Шилаев видел это ожидание вокруг него – и ему часто делалось неловко. Один раз, за ужином у председателя суда, среди довольно большого общества (исключительно мужского), Шилаев стал говорить. Выпитое вино сделало его откровеннее. Он говорил о том, как он хотел идти в сельские учителя, говорил, что и сюда приехал, желая дела, работы «настоящей», в поте лица, что нет другой правды и другого счастья, кроме сознания, что накормил голодного, что служишь общему благу, и не словами – а всем существом своим…
Шилаев одушевился – но слушатели его затихли. Против таких слов нечего было возражать. Да, это была сама правда. Так жить следовало, и прекрасно, благородно жить так, но… это все знали, и давно знали, и можно ли ждать от этого чего-нибудь нового, счастливого, скорого? Неужели и там, в Петербурге, и вообще на белом свете еще нет новой правды, еще ни к чему не пришли, не увидели света более яркого, более сильного, ослепительного? Неужели у них новым и истинным все еще кажется то, что и здесь уже не ново, к чему давно привыкли и уже не ждут от него скорого счастия? Кто и не думал этого словами – тот чувствовал просто скуку и потерю интереса к новому знакомому. Ничто не изменилось с его приездом: он такой же, как все, прекрасный, благородный человек – но ведь разве мало и здесь хотинских прекрасных людей?

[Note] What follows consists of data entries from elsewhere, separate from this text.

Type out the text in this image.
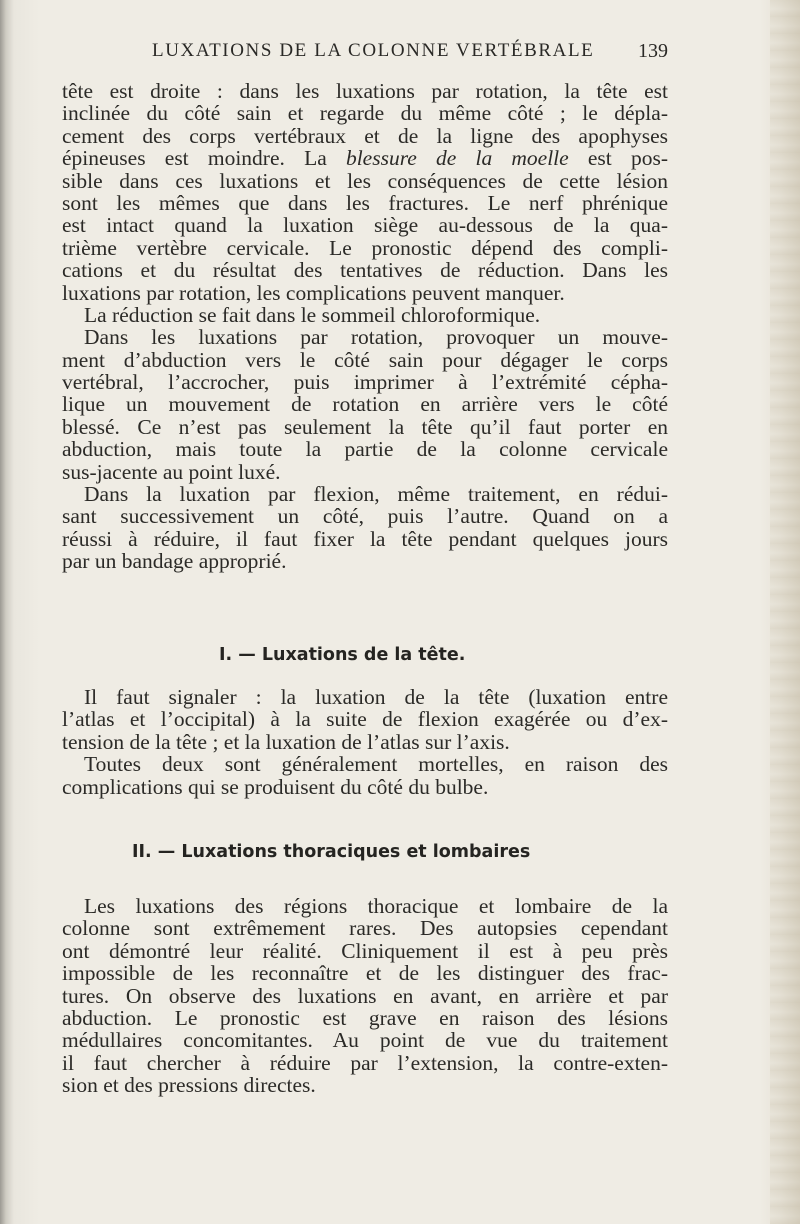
LUXATIONS DE LA COLONNE VERTÉBRALE 139
tête est droite : dans les luxations par rotation, la tête est
inclinée du côté sain et regarde du même côté ; le dépla-
cement des corps vertébraux et de la ligne des apophyses
épineuses est moindre. La blessure de la moelle est pos-
sible dans ces luxations et les conséquences de cette lésion
sont les mêmes que dans les fractures. Le nerf phrénique
est intact quand la luxation siège au-dessous de la qua-
trième vertèbre cervicale. Le pronostic dépend des compli-
cations et du résultat des tentatives de réduction. Dans les
luxations par rotation, les complications peuvent manquer.
La réduction se fait dans le sommeil chloroformique.
Dans les luxations par rotation, provoquer un mouve-
ment d’abduction vers le côté sain pour dégager le corps
vertébral, l’accrocher, puis imprimer à l’extrémité cépha-
lique un mouvement de rotation en arrière vers le côté
blessé. Ce n’est pas seulement la tête qu’il faut porter en
abduction, mais toute la partie de la colonne cervicale
sus-jacente au point luxé.
Dans la luxation par flexion, même traitement, en rédui-
sant successivement un côté, puis l’autre. Quand on a
réussi à réduire, il faut fixer la tête pendant quelques jours
par un bandage approprié.
I. — Luxations de la tête.
Il faut signaler : la luxation de la tête (luxation entre
l’atlas et l’occipital) à la suite de flexion exagérée ou d’ex-
tension de la tête ; et la luxation de l’atlas sur l’axis.
Toutes deux sont généralement mortelles, en raison des
complications qui se produisent du côté du bulbe.
II. — Luxations thoraciques et lombaires
Les luxations des régions thoracique et lombaire de la
colonne sont extrêmement rares. Des autopsies cependant
ont démontré leur réalité. Cliniquement il est à peu près
impossible de les reconnaître et de les distinguer des frac-
tures. On observe des luxations en avant, en arrière et par
abduction. Le pronostic est grave en raison des lésions
médullaires concomitantes. Au point de vue du traitement
il faut chercher à réduire par l’extension, la contre-exten-
sion et des pressions directes.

Шилаев видел, что в нем разочаровались, и решился «наплевать» на общество. Это ему не удалось. Самую меньшую часть времени у него занимали уроки. Он преподавал русскую грамматику в двух классах – да и то не каждый день. Мальчишки были маленькие, грамматики не любили (да и любить-то ее трудно) и Шилаев видел, что тут действительнейшее средство – «колы», и он исправно воздвигал их в журнальных клетках. Остальное время Шилаев проводил у «судейских», директора; несколько раз ходил на охоту, которую страстно любил. У прокурора была целая псарня; он подарил Шилаеву славного легавого щенка. Потом Павла Павловича стали приглашать на частные уроки. Сперва он отказывался, но его так упрашивали, что он согласился и посещал несколько домов.
Веруне решительно нечего было делать. Даже хозяйство – крошечное и незамысловатое – не требовало никаких забот. Муж уходил с утра. Вера вставала, не торопясь, пила кофе и, кое-как одевшись, отправлялась к своей приятельнице Ламариновой, у которой и проводила большую часть дня. С другими Вера хотя и была знакома, но, по своей застенчивости, близко сойтись не успела.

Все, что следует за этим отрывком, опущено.